Financial Choice Act Could Stop Government From Having Power Over Payday And Title Loan Lenders

Recent surveys continue to show that more and more Americans are wanting additional regulations with regards to how payday loan lenders and car title loan lenders do business. Federal lawmakers are starting to attempt to take away the government’s right to any sort of authority over these types of lenders who offer high-interest, short-term loans to borrowers. This new legislation from the federal lawmakers has been called the Financial Choice Act 2.0. This is a reboot of the previous rendition of the Financial Choice Act that was initially introduced by Texas representative Jeb Hensarling last year. Mr. Hensarling is backed by the banks on his decision to create this act.

Overview Of Act

The whole act is outlined over 593 pages which are aimed at rolling back many of the original provisions under the original act. It also aims to limit the ability of the CFPB to oversee the whole financial industry at all. Within the provisions of the bill are sections which would require agencies to obtain approval from congress before they can take any action against a financial institution. Another provision restricts the bureau’s ability to create rules that regulate the financial companies as well as take away the authority that the agency has to restrict arbitration.

Purpose Of Provisions

The main purpose of these revisions within the Financial Choice Act is to deregulate the financial institutions. Additionally, another measure aims to make a move against the CFPB and take away their right to oversee any area of the payday, cash advance and car title lending industries. In section 733 of the act, it calls for the removal of authority over the regulation of small-dollar credit lenders. The agency may not have the authority to exercise any enforcement or rule-making over any type of cash advance, payday loan or vehicle title loans.

New Rules

However, this would also prevent the agency from being able to finalize their almost year-old lending reforms of payday loans. This is aimed at reducing the likelihood that borrowers need to take out new loans in order to cover old loans. The CFPB has offered four different options for protecting borrowers from loan traps. These protections include having a test that each company must perform before they are allowed to extend credit to borrowers and placing restrictions on rollovers. The other protection options include that there be an option for payoffs to the borrowers and each lender must start to offer less-risky loan options to their customers.

Actions Against Lenders

The measures would also prevent any agency from being able to take enforcement actions against any title loan lenders, payday loan lenders and similar lenders. In recent years, the CFPB has brought about many suits against different lending companies for allegedly pushing their borrowers into an endless cycle of debt. In July of 2014, they took action against ACE Cash Express. They are one of the largest payday loan lenders in the industry. The allegations were that they were conducting illegal debt collection practices in an effort to push their customers into borrowing additional loans which they were not going to be able to afford.
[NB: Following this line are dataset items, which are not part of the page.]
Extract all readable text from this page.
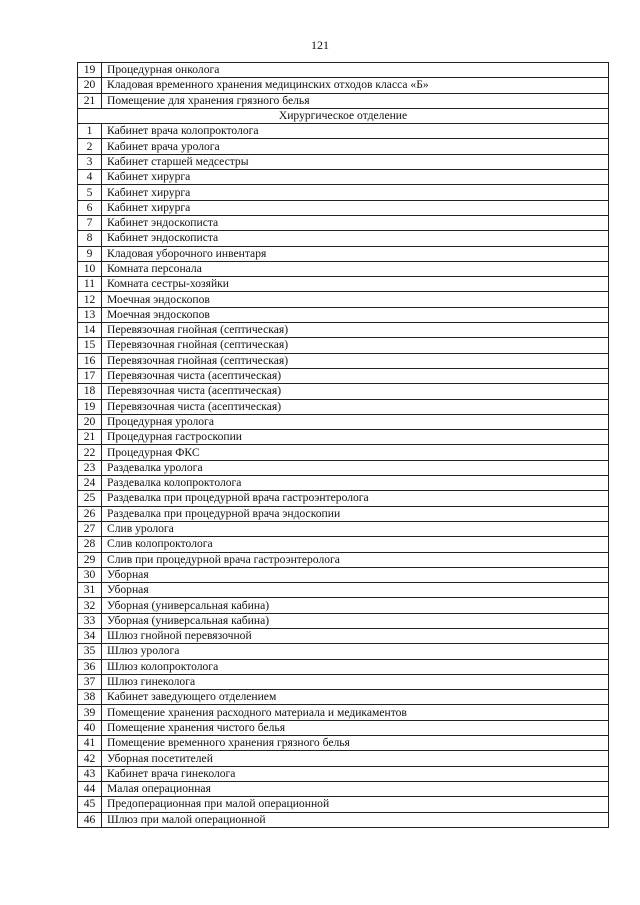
121
19	Процедурная онколога
20	Кладовая временного хранения медицинских отходов класса «Б»
21	Помещение для хранения грязного белья
Хирургическое отделение	
1	Кабинет врача колопроктолога
2	Кабинет врача уролога
3	Кабинет старшей медсестры
4	Кабинет хирурга
5	Кабинет хирурга
6	Кабинет хирурга
7	Кабинет эндоскописта
8	Кабинет эндоскописта
9	Кладовая уборочного инвентаря
10	Комната персонала
11	Комната сестры-хозяйки
12	Моечная эндоскопов
13	Моечная эндоскопов
14	Перевязочная гнойная (септическая)
15	Перевязочная гнойная (септическая)
16	Перевязочная гнойная (септическая)
17	Перевязочная чиста (асептическая)
18	Перевязочная чиста (асептическая)
19	Перевязочная чиста (асептическая)
20	Процедурная уролога
21	Процедурная гастроскопии
22	Процедурная ФКС
23	Раздевалка уролога
24	Раздевалка колопроктолога
25	Раздевалка при процедурной врача гастроэнтеролога
26	Раздевалка при процедурной врача эндоскопии
27	Слив уролога
28	Слив колопроктолога
29	Слив при процедурной врача гастроэнтеролога
30	Уборная
31	Уборная
32	Уборная (универсальная кабина)
33	Уборная (универсальная кабина)
34	Шлюз гнойной перевязочной
35	Шлюз уролога
36	Шлюз колопроктолога
37	Шлюз гинеколога
38	Кабинет заведующего отделением
39	Помещение хранения расходного материала и медикаментов
40	Помещение хранения чистого белья
41	Помещение временного хранения грязного белья
42	Уборная посетителей
43	Кабинет врача гинеколога
44	Малая операционная
45	Предоперационная при малой операционной
46	Шлюз при малой операционной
Outcome Against Ace Cash Express

After the action was resolved, Ace was required to refund their customers around five million dollars. This was on top of the five million that the company had to pay in penalties for the alleged violations regarding their unlawful lending practices. Similarly, the company Cash America was found to be running their funding illegally as well. As a result of an investigation into this company, they were ordered to pay back refunds to their customers in the amount of fourteen million dollars because of the violations.

The Washington Post has stated that this new Financial Choice Act provision could damage payday lending as we know it. A staff attorney at Consumers Union feels that the provision is just a way for the high-cost lending industry to get away with unlawful practices. All of the current problems with payday loans and vehicle title loans are well-documented and the CFPB is working hard to set better standards for the lending of these types of loans. The revisions are entirely opposite of what most borrowers are asking for. There are many hopes that congress will work hard to keep this from happening as well as not blocking the efforts to rein in on the practices.